Она рискнула очень, очень многим, придя к своему сюзерену с известием об убийстве – вопреки воле семьи и местных властей, вопреки обычаям. И кого же граф дал ей в качестве защиты и поддержки против гнева всех ее близких? Калеку, выродка! Справится ли он? Конечно, Харра сомневается и тревожится. Вдруг он все испортит, сдастся и убежит, оставив ее одну расхлебывать бурю ярости и мщения?
Майлз уже жалел, что не оставил ее плакать у ворот.
Лес – плод многолетних усилий терраформистов – вдруг кончился, уступив место заросшей бурым кустарником долине – исконно барраярскому пейзажу. Посреди долины вилась какая-то непонятная зелено-розовая лента; когда они подъехали ближе, Майлз с изумлением понял, что это – дикие розы. Настоящие земные розы. Тропа нырнула в их благоуханные заросли и исчезла.
Теперь Майлз и Пим по очереди прорубали дорогу своими армейскими ножами. Ветви у роз были мощными, утыканными толстыми шипами; они с успехом наносили людям упругие ответные удары. Толстый Дурачок помогал, как мог, срывая зубами цветы и радостно их жуя. Майлз не знал, опасно ли это: то, что растение не барраярское, еще не значит, что лошадь им не отравится. Отсасывая кровь из уколотого пальца, он размышлял о трудной экологической истории Барраяра.
Пятьдесят тысяч первопроходцев должны были стать только передовым отрядом колонизации планеты. Но внезапная гравитационная аномалия перекрыла пространственно-временной туннель, связь с Землей прервалась, а вместе с ней пошла прахом и тщательно спланированная программа освоения новой планеты. Привезенные с Земли растения и животные вышли из-под контроля и одичали; люди тоже сосредоточились на проблемах выживания. Биологи до сих пор горюют из-за массового исчезновения местных видов, эрозий, засух и наводнений, но на самом деле, решил Майлз, в течение многовекового Периода Изоляции виды обоих миров достигли равновесия. Если живая тварь плодится и покрывает землю, то какая разница, откуда она взялась?

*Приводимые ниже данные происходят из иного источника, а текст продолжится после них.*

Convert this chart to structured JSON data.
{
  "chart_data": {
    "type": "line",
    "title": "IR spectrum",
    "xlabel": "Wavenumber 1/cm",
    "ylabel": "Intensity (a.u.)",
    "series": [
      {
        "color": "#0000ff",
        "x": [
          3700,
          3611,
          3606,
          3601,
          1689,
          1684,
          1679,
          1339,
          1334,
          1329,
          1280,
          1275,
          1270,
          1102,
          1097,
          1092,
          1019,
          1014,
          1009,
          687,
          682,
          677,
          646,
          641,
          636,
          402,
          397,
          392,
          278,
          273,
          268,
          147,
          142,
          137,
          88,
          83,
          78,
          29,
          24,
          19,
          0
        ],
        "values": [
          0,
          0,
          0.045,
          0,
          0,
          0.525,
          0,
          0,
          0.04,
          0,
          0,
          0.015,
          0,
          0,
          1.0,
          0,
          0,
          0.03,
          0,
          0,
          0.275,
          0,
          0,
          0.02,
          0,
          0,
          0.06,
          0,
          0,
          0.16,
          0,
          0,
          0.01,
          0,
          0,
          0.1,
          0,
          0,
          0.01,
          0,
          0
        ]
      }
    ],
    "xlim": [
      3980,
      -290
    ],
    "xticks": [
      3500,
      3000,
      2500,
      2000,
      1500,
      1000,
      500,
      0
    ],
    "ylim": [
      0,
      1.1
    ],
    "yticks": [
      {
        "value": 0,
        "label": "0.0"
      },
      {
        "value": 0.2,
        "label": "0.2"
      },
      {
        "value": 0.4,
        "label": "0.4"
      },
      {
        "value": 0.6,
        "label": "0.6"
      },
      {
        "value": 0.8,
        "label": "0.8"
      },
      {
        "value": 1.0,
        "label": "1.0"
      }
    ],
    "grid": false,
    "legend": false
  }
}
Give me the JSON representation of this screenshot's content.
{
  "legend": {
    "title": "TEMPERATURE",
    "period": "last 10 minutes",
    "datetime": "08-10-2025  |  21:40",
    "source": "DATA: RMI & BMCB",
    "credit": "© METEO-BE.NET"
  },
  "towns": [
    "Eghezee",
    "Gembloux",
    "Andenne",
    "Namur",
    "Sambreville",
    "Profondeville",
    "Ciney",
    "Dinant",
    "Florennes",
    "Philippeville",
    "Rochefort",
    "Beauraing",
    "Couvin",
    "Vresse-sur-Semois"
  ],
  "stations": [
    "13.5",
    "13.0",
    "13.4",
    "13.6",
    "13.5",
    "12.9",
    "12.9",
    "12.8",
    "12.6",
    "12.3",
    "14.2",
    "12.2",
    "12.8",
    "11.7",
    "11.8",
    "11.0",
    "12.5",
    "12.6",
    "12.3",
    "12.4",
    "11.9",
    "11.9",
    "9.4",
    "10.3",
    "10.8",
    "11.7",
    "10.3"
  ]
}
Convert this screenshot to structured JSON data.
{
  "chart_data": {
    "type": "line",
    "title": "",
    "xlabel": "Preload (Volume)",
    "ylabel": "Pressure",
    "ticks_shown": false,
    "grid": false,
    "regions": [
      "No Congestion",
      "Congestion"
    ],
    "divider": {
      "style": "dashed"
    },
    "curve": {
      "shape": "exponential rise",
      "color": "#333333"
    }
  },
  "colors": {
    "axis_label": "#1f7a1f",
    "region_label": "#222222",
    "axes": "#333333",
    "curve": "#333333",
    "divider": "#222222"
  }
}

«Мы все появились здесь случайно. Как розы».
Этой ночью путники разбили лагерь на вершине холма. Наутро они добрались до подножия настоящих гор и вышли за пределы тех мест, которые Майлз знал с детства. Теперь он часто сверял указания Харры со своей картой, сделанной по орбитальным съемкам. На закате второго дня они были уже всего в нескольких часах пути от цели. Харра уверяла, что сможет привести их туда до наступления темноты, но Майлзу не хотелось приезжать ночью в незнакомую деревню, где их встретят без всякой радости.